In the given exercise, we see the application of the product of powers property. By recognizing common bases \(x\) and \(y\), their respective exponents are added together: \(x^4 \cdot x^2 = x^{6}\) and \(y^2 \cdot y^6 = y^{8}\). These properties are foundational in simplifying expressions efficiently.

Simplifying expressions is the process of reducing an algebraic expression to its most compact and comprehensible form. The main objective is to perform operations in a way that retains the expression's integrity while making it easier to understand or solve.

• Identify Like Terms: Like terms are terms that have identical variables raised to the same power. Only like terms can be combined.
• Apply Mathematical Operations: Use arithmetic operations such as addition, subtraction, multiplication, and division systematically. In the context of exponent use, ensure that you adhere strictly to the properties of exponents.
• Reorder and Group Terms: Arrange terms in a logical order that often helps to quickly identify like terms or factors.

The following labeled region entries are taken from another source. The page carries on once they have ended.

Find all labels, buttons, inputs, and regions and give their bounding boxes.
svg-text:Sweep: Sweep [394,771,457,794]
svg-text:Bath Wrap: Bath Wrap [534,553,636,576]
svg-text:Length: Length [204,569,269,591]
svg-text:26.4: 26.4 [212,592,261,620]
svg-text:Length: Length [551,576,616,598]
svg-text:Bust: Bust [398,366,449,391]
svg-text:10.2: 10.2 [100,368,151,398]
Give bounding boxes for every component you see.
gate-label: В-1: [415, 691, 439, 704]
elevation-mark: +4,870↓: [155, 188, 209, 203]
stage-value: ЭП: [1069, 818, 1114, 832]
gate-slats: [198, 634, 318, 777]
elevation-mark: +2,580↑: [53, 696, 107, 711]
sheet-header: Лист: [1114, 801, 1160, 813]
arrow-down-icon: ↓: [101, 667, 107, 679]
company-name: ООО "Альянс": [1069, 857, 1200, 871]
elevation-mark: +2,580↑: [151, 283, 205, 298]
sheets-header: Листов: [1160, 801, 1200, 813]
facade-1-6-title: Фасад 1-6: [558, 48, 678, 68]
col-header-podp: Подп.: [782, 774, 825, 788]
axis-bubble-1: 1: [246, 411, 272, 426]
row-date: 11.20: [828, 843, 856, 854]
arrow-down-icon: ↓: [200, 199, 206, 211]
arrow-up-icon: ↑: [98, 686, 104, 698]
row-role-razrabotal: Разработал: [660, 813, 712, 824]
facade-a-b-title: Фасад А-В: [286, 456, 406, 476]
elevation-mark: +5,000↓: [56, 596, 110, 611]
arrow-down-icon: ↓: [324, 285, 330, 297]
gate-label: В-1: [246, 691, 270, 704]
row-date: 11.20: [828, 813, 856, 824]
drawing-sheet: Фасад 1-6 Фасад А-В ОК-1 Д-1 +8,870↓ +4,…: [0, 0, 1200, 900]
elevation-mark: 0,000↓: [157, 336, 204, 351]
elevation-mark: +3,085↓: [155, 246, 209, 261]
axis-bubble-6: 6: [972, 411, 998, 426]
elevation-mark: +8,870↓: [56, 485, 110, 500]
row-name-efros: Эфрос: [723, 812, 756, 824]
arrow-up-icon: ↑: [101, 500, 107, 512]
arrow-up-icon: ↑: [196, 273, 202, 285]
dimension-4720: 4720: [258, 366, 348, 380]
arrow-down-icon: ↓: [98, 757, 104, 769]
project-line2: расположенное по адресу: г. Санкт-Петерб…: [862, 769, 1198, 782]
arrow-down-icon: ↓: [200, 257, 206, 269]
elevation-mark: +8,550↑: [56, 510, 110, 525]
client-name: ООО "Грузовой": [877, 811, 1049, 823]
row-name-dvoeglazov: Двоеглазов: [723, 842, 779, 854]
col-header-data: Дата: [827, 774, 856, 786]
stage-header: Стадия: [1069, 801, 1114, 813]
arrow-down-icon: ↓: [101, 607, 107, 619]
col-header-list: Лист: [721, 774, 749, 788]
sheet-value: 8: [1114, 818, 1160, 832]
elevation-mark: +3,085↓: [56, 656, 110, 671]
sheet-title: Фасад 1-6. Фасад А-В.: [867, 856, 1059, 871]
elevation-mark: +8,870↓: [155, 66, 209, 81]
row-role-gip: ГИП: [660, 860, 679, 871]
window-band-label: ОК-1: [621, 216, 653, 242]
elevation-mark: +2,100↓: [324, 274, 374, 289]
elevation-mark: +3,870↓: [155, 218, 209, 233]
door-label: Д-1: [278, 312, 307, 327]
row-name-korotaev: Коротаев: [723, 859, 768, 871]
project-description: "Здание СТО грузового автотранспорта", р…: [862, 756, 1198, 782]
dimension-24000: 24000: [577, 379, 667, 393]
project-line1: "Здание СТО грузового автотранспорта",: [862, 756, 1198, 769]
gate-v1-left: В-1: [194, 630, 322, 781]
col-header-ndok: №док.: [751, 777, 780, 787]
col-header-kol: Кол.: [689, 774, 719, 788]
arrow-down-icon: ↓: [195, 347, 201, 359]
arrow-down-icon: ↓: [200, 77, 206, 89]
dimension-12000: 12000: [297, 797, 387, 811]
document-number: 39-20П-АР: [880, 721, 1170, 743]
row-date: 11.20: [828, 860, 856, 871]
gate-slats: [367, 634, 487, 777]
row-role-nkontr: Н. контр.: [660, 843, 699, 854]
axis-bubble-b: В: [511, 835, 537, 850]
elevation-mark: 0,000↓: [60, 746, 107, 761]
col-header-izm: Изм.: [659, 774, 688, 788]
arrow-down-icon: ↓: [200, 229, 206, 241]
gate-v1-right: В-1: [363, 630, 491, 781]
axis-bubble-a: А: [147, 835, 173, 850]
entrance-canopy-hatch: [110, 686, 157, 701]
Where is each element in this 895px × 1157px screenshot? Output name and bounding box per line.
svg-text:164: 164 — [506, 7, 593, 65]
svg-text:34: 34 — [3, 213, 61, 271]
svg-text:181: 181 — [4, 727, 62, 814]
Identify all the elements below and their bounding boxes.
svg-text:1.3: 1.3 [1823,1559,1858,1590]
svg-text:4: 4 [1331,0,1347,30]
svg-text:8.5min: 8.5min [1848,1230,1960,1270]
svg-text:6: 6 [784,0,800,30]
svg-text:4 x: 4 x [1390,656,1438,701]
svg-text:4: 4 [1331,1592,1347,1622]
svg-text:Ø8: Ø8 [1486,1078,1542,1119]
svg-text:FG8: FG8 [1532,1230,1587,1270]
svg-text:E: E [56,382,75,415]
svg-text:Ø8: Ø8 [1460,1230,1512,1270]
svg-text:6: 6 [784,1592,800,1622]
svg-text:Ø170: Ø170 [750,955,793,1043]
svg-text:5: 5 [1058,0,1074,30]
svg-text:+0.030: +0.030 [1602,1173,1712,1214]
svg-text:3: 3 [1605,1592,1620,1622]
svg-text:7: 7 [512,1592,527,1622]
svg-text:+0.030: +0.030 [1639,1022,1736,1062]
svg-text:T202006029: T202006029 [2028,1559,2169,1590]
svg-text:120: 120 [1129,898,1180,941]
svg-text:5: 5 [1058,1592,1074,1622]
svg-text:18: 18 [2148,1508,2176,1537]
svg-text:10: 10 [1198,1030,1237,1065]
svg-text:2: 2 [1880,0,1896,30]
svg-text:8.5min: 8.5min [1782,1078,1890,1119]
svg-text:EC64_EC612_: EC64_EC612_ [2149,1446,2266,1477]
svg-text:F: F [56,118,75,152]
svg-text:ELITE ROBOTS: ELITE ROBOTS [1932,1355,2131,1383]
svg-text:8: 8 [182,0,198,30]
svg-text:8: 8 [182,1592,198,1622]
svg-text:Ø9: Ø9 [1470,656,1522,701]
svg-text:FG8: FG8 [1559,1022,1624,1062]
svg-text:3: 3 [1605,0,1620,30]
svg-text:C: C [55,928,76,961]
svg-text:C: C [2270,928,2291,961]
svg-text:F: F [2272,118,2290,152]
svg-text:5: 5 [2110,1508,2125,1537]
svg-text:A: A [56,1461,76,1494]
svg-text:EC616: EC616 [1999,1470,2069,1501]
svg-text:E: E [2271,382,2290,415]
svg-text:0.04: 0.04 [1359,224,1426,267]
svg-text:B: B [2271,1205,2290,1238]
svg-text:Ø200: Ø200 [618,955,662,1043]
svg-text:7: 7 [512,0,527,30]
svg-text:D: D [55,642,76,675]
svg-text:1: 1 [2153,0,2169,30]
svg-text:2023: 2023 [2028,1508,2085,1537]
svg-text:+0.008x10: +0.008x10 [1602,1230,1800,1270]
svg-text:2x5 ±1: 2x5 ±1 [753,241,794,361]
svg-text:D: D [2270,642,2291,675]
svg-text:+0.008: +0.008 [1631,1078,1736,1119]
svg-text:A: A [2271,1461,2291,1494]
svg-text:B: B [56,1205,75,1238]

In the given exercise, the expression \(x^4 \cdot 4y^2 \cdot 2x^2 \cdot 7y^6\) is simplified. By multiplying the constants and applying the properties of exponents, we're left with a tidier expression: \(56x^6y^8\). This step reduces complexity and prepares the expression for further operations, if needed.

Algebraic multiplication involves applying multiplication to algebraic terms, which may include variables, constants, or coefficients.
Multiplying algebraic expressions primarily involves three steps:

• Multiplying Coefficients: Coefficients (the numerical part of the terms) are straightforward to multiply. In our example, 4, 2, and 7 are multiplied to give 56.
• Applying Exponential Rules: When variables are involved, it is important to handle them with care, using known exponent rules to ensure accuracy, as seen in \(x^4 \cdot x^2 = x^6\) and \(y^2 \cdot y^6 = y^8\).
• Combining After Multiplication: After coefficients and variables are multiplied separately, they are combined into one unified product, i.e., \(56x^6y^8\).

It is customary to write expressions in a standard form where terms are ordered by decreasing powers of a variable, and multiplied products are condensed accurately.This approach aids students in not only solving particular exercises like the one given, but also equips them with general problem-solving skills they can apply to more complex algebraic operations.